I think it is important to contemplate all options and i completely respect you for doing so because children are so innocent and it is heart wrenching to see the effects of bad parenting on children. Having worked with children as a physical therapist i was able to see what a difference parenting styles have on a child's success with development and with facing some of the challenges this world will place upon them.
So, in my opinion, it is definitely better to over think it than to jump right in and realize it was a mistake when it's too late and an innocent life is then affected.
Again, I had no intention of deterring you from having/adopting children - i think raising children is wonderful and is something my husband and i have chosen to do but like i said i think it is an individual decision and think that whatever you choose will bring you happiness because it will be well thought out and with good intention.
Hey Jodi -
ReplyDeletePlease don't worry at all about deterring us from having children. You absolutely didn't.
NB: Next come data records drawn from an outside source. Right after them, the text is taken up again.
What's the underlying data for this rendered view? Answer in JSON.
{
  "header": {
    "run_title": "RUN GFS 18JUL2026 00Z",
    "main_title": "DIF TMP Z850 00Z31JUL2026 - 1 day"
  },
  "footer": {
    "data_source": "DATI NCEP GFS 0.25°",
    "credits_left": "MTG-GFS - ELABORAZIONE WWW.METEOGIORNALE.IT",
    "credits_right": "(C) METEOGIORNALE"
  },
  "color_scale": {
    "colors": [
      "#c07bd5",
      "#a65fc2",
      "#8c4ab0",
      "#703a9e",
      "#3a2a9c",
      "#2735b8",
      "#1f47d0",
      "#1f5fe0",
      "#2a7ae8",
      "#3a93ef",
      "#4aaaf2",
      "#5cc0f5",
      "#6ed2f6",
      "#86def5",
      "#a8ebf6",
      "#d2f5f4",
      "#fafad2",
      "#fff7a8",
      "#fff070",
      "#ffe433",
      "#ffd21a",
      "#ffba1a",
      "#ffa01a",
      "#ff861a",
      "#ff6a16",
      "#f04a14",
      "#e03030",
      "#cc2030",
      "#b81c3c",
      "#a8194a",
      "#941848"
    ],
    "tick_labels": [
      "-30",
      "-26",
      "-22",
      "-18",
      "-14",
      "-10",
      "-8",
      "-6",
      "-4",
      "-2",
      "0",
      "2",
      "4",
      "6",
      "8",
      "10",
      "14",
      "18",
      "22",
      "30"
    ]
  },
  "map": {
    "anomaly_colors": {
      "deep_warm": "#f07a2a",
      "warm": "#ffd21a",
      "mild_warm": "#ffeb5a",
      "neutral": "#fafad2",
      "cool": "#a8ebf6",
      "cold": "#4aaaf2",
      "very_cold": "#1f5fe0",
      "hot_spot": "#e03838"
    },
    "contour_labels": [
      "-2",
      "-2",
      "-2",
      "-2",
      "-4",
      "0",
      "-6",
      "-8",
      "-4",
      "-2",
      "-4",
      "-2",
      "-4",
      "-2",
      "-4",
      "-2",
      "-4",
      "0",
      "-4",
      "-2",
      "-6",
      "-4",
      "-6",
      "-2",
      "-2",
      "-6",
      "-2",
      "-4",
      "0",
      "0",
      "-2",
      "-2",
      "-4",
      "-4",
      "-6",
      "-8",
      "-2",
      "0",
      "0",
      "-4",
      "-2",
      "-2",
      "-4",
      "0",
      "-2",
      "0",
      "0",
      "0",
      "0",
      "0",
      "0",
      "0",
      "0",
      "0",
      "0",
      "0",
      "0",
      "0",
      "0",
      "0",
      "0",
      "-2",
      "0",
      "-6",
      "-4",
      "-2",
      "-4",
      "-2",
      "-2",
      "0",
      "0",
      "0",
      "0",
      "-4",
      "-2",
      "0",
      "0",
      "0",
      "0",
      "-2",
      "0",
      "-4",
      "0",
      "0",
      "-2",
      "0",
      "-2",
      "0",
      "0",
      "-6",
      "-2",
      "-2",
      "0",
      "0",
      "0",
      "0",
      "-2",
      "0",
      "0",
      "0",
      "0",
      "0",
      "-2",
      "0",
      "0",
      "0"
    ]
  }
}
We are still undecided, hence the blog! While the article was enlightening, it is basically a more intelligent summary of what I've already read/seen before, so if anything, it was just another great addition to the blog, so THANK YOU! Don't feel bad at all. Trust me, I look at the negative aspects of being a parent a lot - (and the positives too)! It's all part of the project.
While articles like this do freak me out a bit, it isn't going to make the decision for me one way or the other! No worries.
In the meantime, I'm enjoying being a puppy parent too. We have two Boston Terriers, Otto and Anna, who bring us endless amounts of joy and entertainment.
I'm guessing such is the case with you as well!
Anyway, please, please, please send me everything/anything having to do with kids... good or bad! I want it all.
Thanks again!!!
I think I have a unique perspective here...
ReplyDeleteWhen I took the job I'm currently at, I moved from Florida to LA. We made a decision to let the kids finish out the school year in FL, so I lived - kidless - for over 6 months.
Was it fun? Yep. It was pretty great, being able to do what I want, try what I want, go where I want, eat what I want, without considering kidlets.
I mean. Things I did without kids: hiked scary places, partied in LA, drank on the beach for breakfast, rode rollercoasters for the first time, ate sushi, took a photography class.
But life WITH kidlets is equally great. We hike more moderate places. We camp together. We cook together. We hang out at the beach together (sans drinking, usually). We take pictures together.
Both lives are great. I think, as with anything, the key is to learn to be happy with what you have. If you spend all of your time contemplating how rad life will be with kids, it's bound to disappoint once it happens. And the same for reverse... I know lots of moms who spend time wishing they were single and untethered, and they miss out on all the great stuff you can do WITH kids.
I have to admit that I do think it'd be fun to do more kid stuff...
ReplyDeleteWe are going to Disneyland soon... so there's that, but we won't have kids by then to share the experience with. Oh well. Maybe later.